Suzuki’s comments, however, suggest authorities are also worrying about a rapid weakening of the yen. In effect, this could lead to higher import costs for the country. Suzuki said stability in currencies is important for the Japanese economy and they will closely watch currency market moves.
Also helping to support the dollar against the yen is a wide interest rate differential between Japan and the United States. The finance minister chose to refrain from commenting on currency levels as he said they shouldn’t affect the market.

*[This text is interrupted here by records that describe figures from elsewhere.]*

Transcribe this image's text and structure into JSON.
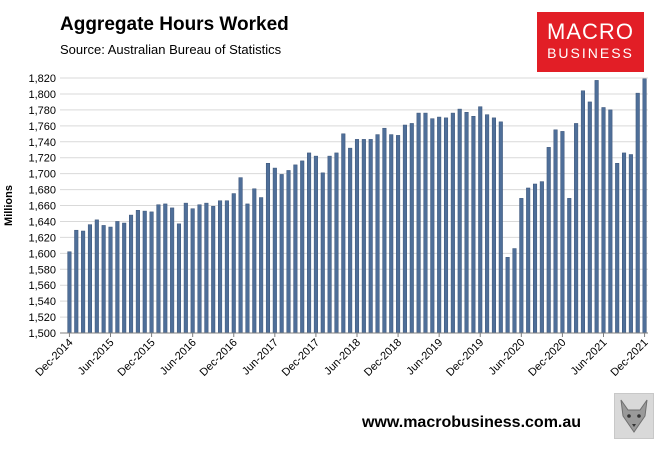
{
  "header": {
    "title": "Aggregate Hours Worked",
    "subtitle": "Source: Australian Bureau of Statistics"
  },
  "logo": {
    "line1": "MACRO",
    "line2": "BUSINESS",
    "color": "#e21e26"
  },
  "footer": {
    "url": "www.macrobusiness.com.au"
  },
  "colors": {
    "bar": "#4f6f99",
    "bar_edge": "#3b5478",
    "grid": "#d9d9d9"
  },
  "chart_data": {
    "type": "bar",
    "title": "Aggregate Hours Worked",
    "xlabel": "",
    "ylabel": "Millions",
    "ylim": [
      1500,
      1820
    ],
    "grid": true,
    "yticks": [
      1500,
      1520,
      1540,
      1560,
      1580,
      1600,
      1620,
      1640,
      1660,
      1680,
      1700,
      1720,
      1740,
      1760,
      1780,
      1800,
      1820
    ],
    "xtick_labels": [
      "Dec-2014",
      "Jun-2015",
      "Dec-2015",
      "Jun-2016",
      "Dec-2016",
      "Jun-2017",
      "Dec-2017",
      "Jun-2018",
      "Dec-2018",
      "Jun-2019",
      "Dec-2019",
      "Jun-2020",
      "Dec-2020",
      "Jun-2021",
      "Dec-2021"
    ],
    "categories": [
      "Dec-2014",
      "Jan-2015",
      "Feb-2015",
      "Mar-2015",
      "Apr-2015",
      "May-2015",
      "Jun-2015",
      "Jul-2015",
      "Aug-2015",
      "Sep-2015",
      "Oct-2015",
      "Nov-2015",
      "Dec-2015",
      "Jan-2016",
      "Feb-2016",
      "Mar-2016",
      "Apr-2016",
      "May-2016",
      "Jun-2016",
      "Jul-2016",
      "Aug-2016",
      "Sep-2016",
      "Oct-2016",
      "Nov-2016",
      "Dec-2016",
      "Jan-2017",
      "Feb-2017",
      "Mar-2017",
      "Apr-2017",
      "May-2017",
      "Jun-2017",
      "Jul-2017",
      "Aug-2017",
      "Sep-2017",
      "Oct-2017",
      "Nov-2017",
      "Dec-2017",
      "Jan-2018",
      "Feb-2018",
      "Mar-2018",
      "Apr-2018",
      "May-2018",
      "Jun-2018",
      "Jul-2018",
      "Aug-2018",
      "Sep-2018",
      "Oct-2018",
      "Nov-2018",
      "Dec-2018",
      "Jan-2019",
      "Feb-2019",
      "Mar-2019",
      "Apr-2019",
      "May-2019",
      "Jun-2019",
      "Jul-2019",
      "Aug-2019",
      "Sep-2019",
      "Oct-2019",
      "Nov-2019",
      "Dec-2019",
      "Jan-2020",
      "Feb-2020",
      "Mar-2020",
      "Apr-2020",
      "May-2020",
      "Jun-2020",
      "Jul-2020",
      "Aug-2020",
      "Sep-2020",
      "Oct-2020",
      "Nov-2020",
      "Dec-2020",
      "Jan-2021",
      "Feb-2021",
      "Mar-2021",
      "Apr-2021",
      "May-2021",
      "Jun-2021",
      "Jul-2021",
      "Aug-2021",
      "Sep-2021",
      "Oct-2021",
      "Nov-2021",
      "Dec-2021"
    ],
    "series": [
      {
        "values": [
          1602,
          1629,
          1628,
          1636,
          1642,
          1635,
          1633,
          1640,
          1638,
          1648,
          1654,
          1653,
          1652,
          1661,
          1662,
          1657,
          1637,
          1663,
          1656,
          1661,
          1663,
          1659,
          1666,
          1666,
          1675,
          1695,
          1662,
          1681,
          1670,
          1713,
          1707,
          1699,
          1704,
          1711,
          1716,
          1726,
          1722,
          1701,
          1722,
          1726,
          1750,
          1732,
          1743,
          1743,
          1743,
          1749,
          1757,
          1749,
          1748,
          1761,
          1763,
          1776,
          1776,
          1769,
          1771,
          1770,
          1776,
          1781,
          1777,
          1772,
          1784,
          1774,
          1770,
          1765,
          1595,
          1606,
          1669,
          1682,
          1687,
          1690,
          1733,
          1755,
          1753,
          1669,
          1763,
          1804,
          1790,
          1817,
          1783,
          1780,
          1713,
          1726,
          1724,
          1801,
          1819
        ]
      }
    ]
  }
}
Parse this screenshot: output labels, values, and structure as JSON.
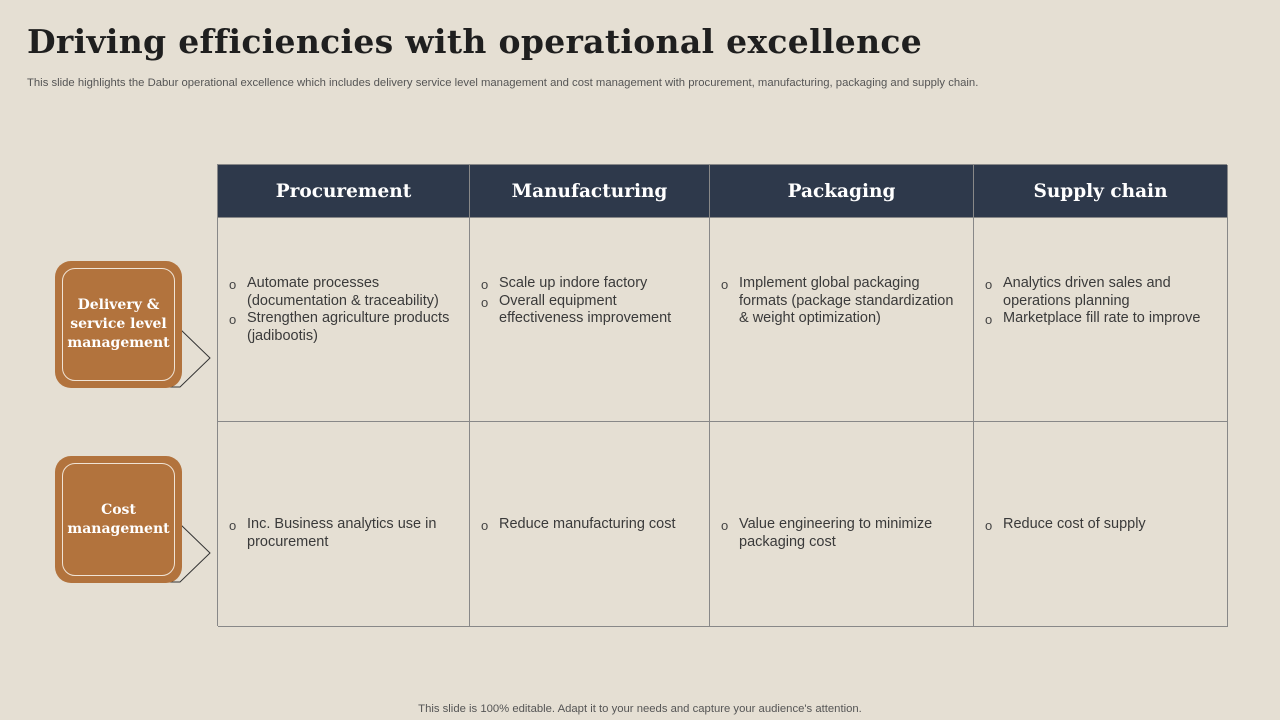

Versus the dollar, the yen was at 111.30, still within sight of the 18-month trough of 112.08 last Thursday.
Suzuki took over from his predecessor and brother-in-law Taro Aso. He assumed post on Monday under the newly formed cabinet of Prime Minister Fumio Kishida.
A Strong Dollar Holds Back Asian Forex
Meanwhile, investors raised short bets on most Asian emerging currencies, according to a poll. Factors such as U.S. rate-hike concerns, fears on rising inflation, and signs of slowing global economic growth strengthened the dollar.
The poll also showed long positions on the Singapore dollar, Taiwan’s dollar, and the Indian rupee were reversed. Moreover, the bearish outlook on the South Korean won touched a two-year peak. The only currency with a bullish trend was the Indonesian rupiah, albeit, long bets were almost halved.
The dollar rose to a one-year high two weeks ago. The Federal Reserve’s hawkish tilt led markets to price in a rate hike sometime in 2022. Additionally, sharp gains in benchmark Treasury yields added to its appeal.
The greenback is likely to dominate the forex markets for another year. That is due to inflation concerns along with surging energy prices amid a supply crunch that is slowing global economic growth.
Outlook on the yuan, however, barely changed as the currency remained resilient, even with a debt crisis at property developer China Evergrande.
In other economic news, meanwhile, the Bank of Japan (BOJ) disclosed on Thursday its gloomiest view on regional economies in more than a year. Supply constraints disrupted factory output of cars and other products, giving a negative outlook for the country’s economic recovery.